Friday, January 2, 2015

Lower down payment mortgages back

In an effort to stimulate the economy, Fannie and Freddie have re-introduced the low down payment conventional mortgage.

Fannie and Freddie both had "Low to Mod Income" loans and the "97%" loans available before the mortgage meltdown.   Lending became tight as home prices dropped and borrowers defaulted.

After much debate between lenders and the federal government, the national Fannie and Freddie agencies have re-introduced the 3% down mortgage.

Fannie and Freddie usually are more cautious than FHA/HUD.   FHA requires 3.5% down (up from 3% before the crisis) with a very low credit score (usually 580, but very few lenders will go that low).  Fannie and Freddie are back to 620 credit score

Both require mortgage insurance and typically FHA is not as good.  It's usually more costly than a conventional mortgage insurance policy - and you can push off a conventional mortgage insurance policy once you've established enough equity (see your lender's rules regarding this).
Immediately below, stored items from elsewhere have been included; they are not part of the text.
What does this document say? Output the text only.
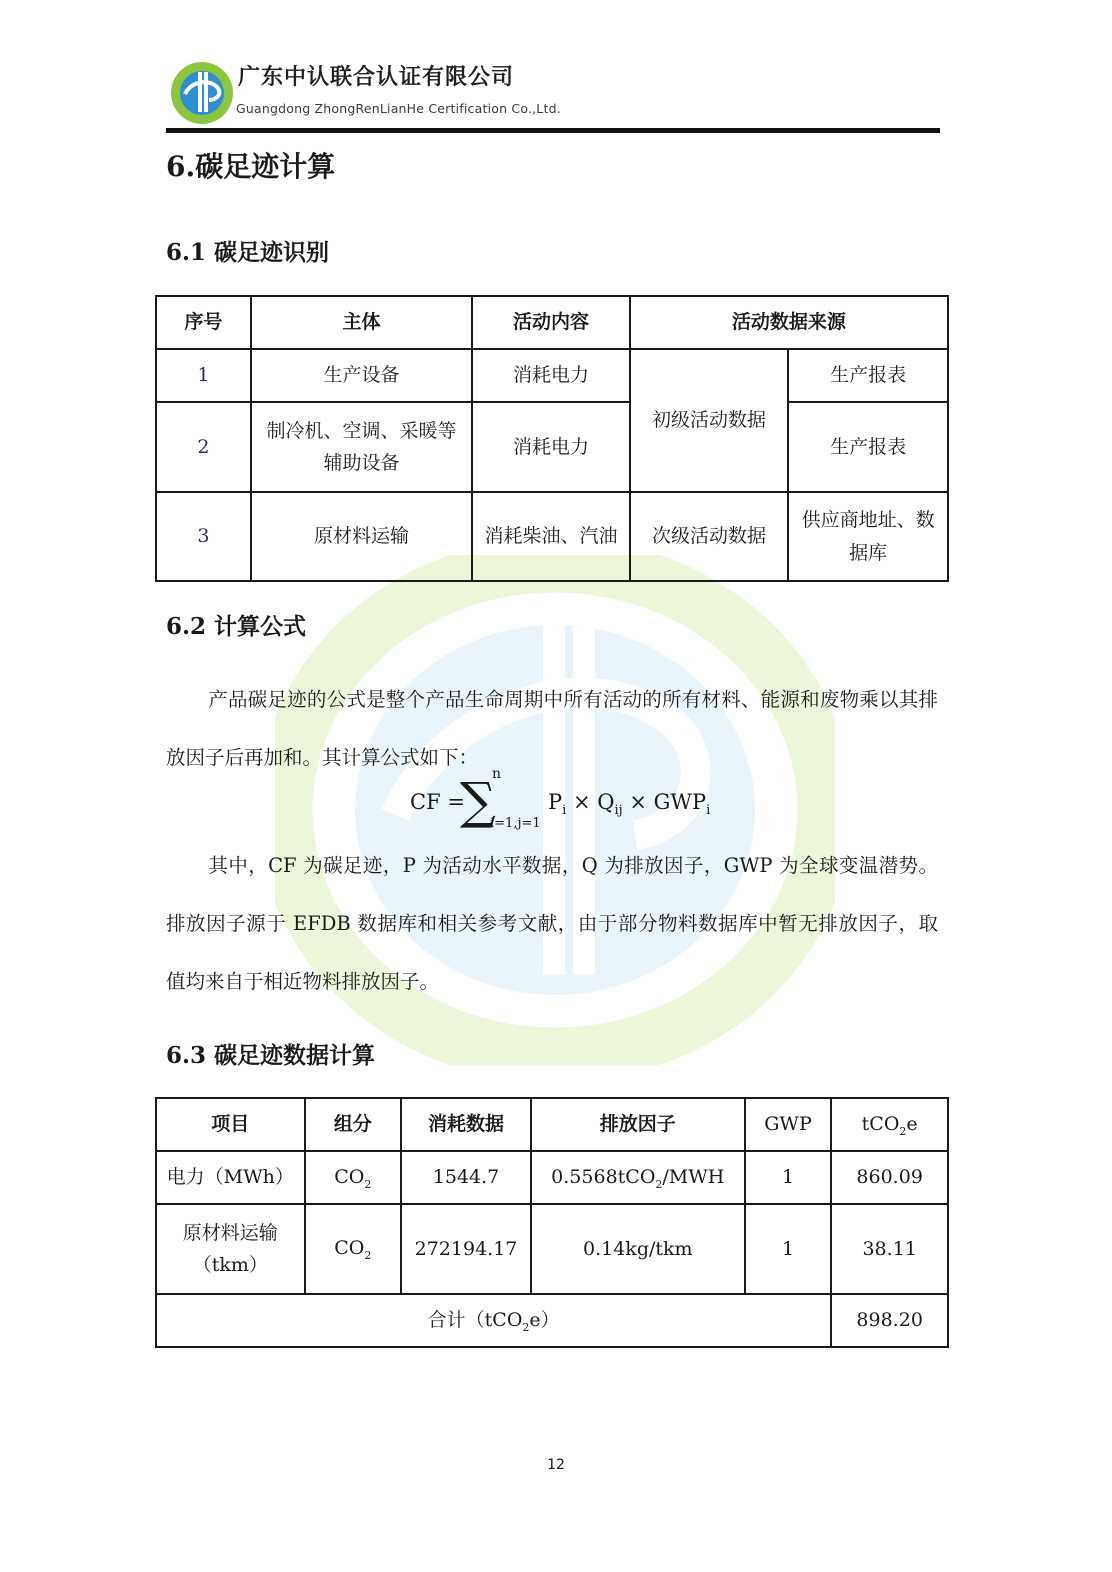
广东中认联合认证有限公司
Guangdong ZhongRenLianHe Certification Co.,Ltd.
6.碳足迹计算
6.1 碳足迹识别
序号	主体	活动内容	活动数据来源	
1	生产设备	消耗电力	初级活动数据	生产报表
2	制冷机、空调、采暖等辅助设备	消耗电力		生产报表
3	原材料运输	消耗柴油、汽油	次级活动数据	供应商地址、数据库
6.2 计算公式
产品碳足迹的公式是整个产品生命周期中所有活动的所有材料、能源和废物乘以其排放因子后再加和。其计算公式如下：
CF =
∑
n
i=1,j=1
$P_i \times Q_{ij} \times GWP_i$
其中，CF 为碳足迹，P 为活动水平数据，Q 为排放因子，GWP 为全球变温潜势。排放因子源于 EFDB 数据库和相关参考文献，由于部分物料数据库中暂无排放因子，取值均来自于相近物料排放因子。
6.3 碳足迹数据计算
项目	组分	消耗数据	排放因子	GWP	tCO$_2$e
电力（MWh）	$CO_2$	1544.7	0.5568tCO$_2$/MWH	1	860.09
原材料运输（tkm）	$CO_2$	272194.17	0.14kg/tkm	1	38.11
合计（tCO$_2$e）					898.20
12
So the question is how a lower down payment for conventional loans will impact housing.  Overall, it will open the door to those who otherwise would not qualify or did not have enough for their down payment.

But, it also increases the risks of lending - as the less a borrower puts down the less "skin in the game" they have.   We can't forget the "keys in the mailbox" route that many borrowers took just a few years ago when they owed significantly more than what their home was worth.  That's what happens when the down payments are not enough to make a person feel vested in the transaction.
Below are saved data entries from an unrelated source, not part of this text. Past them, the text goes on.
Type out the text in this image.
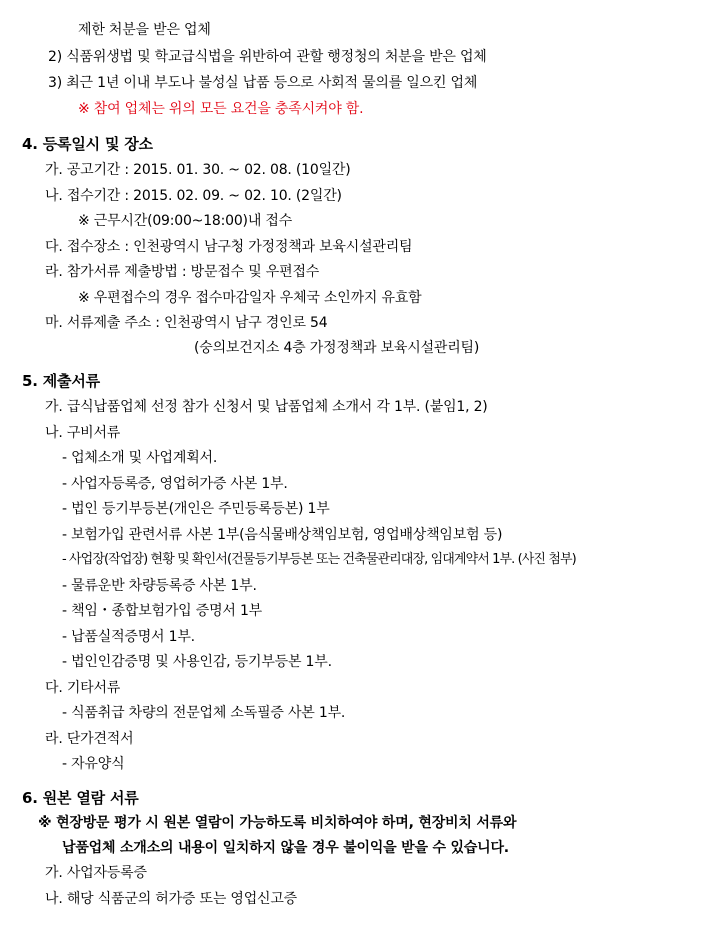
제한 처분을 받은 업체
2) 식품위생법 및 학교급식법을 위반하여 관할 행정청의 처분을 받은 업체
3) 최근 1년 이내 부도나 불성실 납품 등으로 사회적 물의를 일으킨 업체
※ 참여 업체는 위의 모든 요건을 충족시켜야 함.
4. 등록일시 및 장소
가. 공고기간 : 2015. 01. 30. ~ 02. 08. (10일간)
나. 접수기간 : 2015. 02. 09. ~ 02. 10. (2일간)
※ 근무시간(09:00~18:00)내 접수
다. 접수장소 : 인천광역시 남구청 가정정책과 보육시설관리팀
라. 참가서류 제출방법 : 방문접수 및 우편접수
※ 우편접수의 경우 접수마감일자 우체국 소인까지 유효함
마. 서류제출 주소 : 인천광역시 남구 경인로 54
(숭의보건지소 4층 가정정책과 보육시설관리팀)
5. 제출서류
가. 급식납품업체 선정 참가 신청서 및 납품업체 소개서 각 1부. (붙임1, 2)
나. 구비서류
- 업체소개 및 사업계획서.
- 사업자등록증, 영업허가증 사본 1부.
- 법인 등기부등본(개인은 주민등록등본) 1부
- 보험가입 관련서류 사본 1부(음식물배상책임보험, 영업배상책임보험 등)
- 사업장(작업장) 현황 및 확인서(건물등기부등본 또는 건축물관리대장, 임대계약서 1부. (사진 첨부)
- 물류운반 차량등록증 사본 1부.
- 책임・종합보험가입 증명서 1부
- 납품실적증명서 1부.
- 법인인감증명 및 사용인감, 등기부등본 1부.
다. 기타서류
- 식품취급 차량의 전문업체 소독필증 사본 1부.
라. 단가견적서
- 자유양식
6. 원본 열람 서류
※ 현장방문 평가 시 원본 열람이 가능하도록 비치하여야 하며, 현장비치 서류와
납품업체 소개소의 내용이 일치하지 않을 경우 불이익을 받을 수 있습니다.
가. 사업자등록증
나. 해당 식품군의 허가증 또는 영업신고증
The second question is what type of credit over lays will there be for the 620 borrower versus the 740 borrower, both with just 3% down?   Will it be a point or two points?  Will it be via rate?   If the rate is higher, how will that impact the DTI and will that then impact the lower income borrower from getting the 3% down loan?

We shall see how this plays out.  The banks have not forgotten the costs of mortgage lending, nor should they.   Prudence will most likely rule the day on the part of the banks.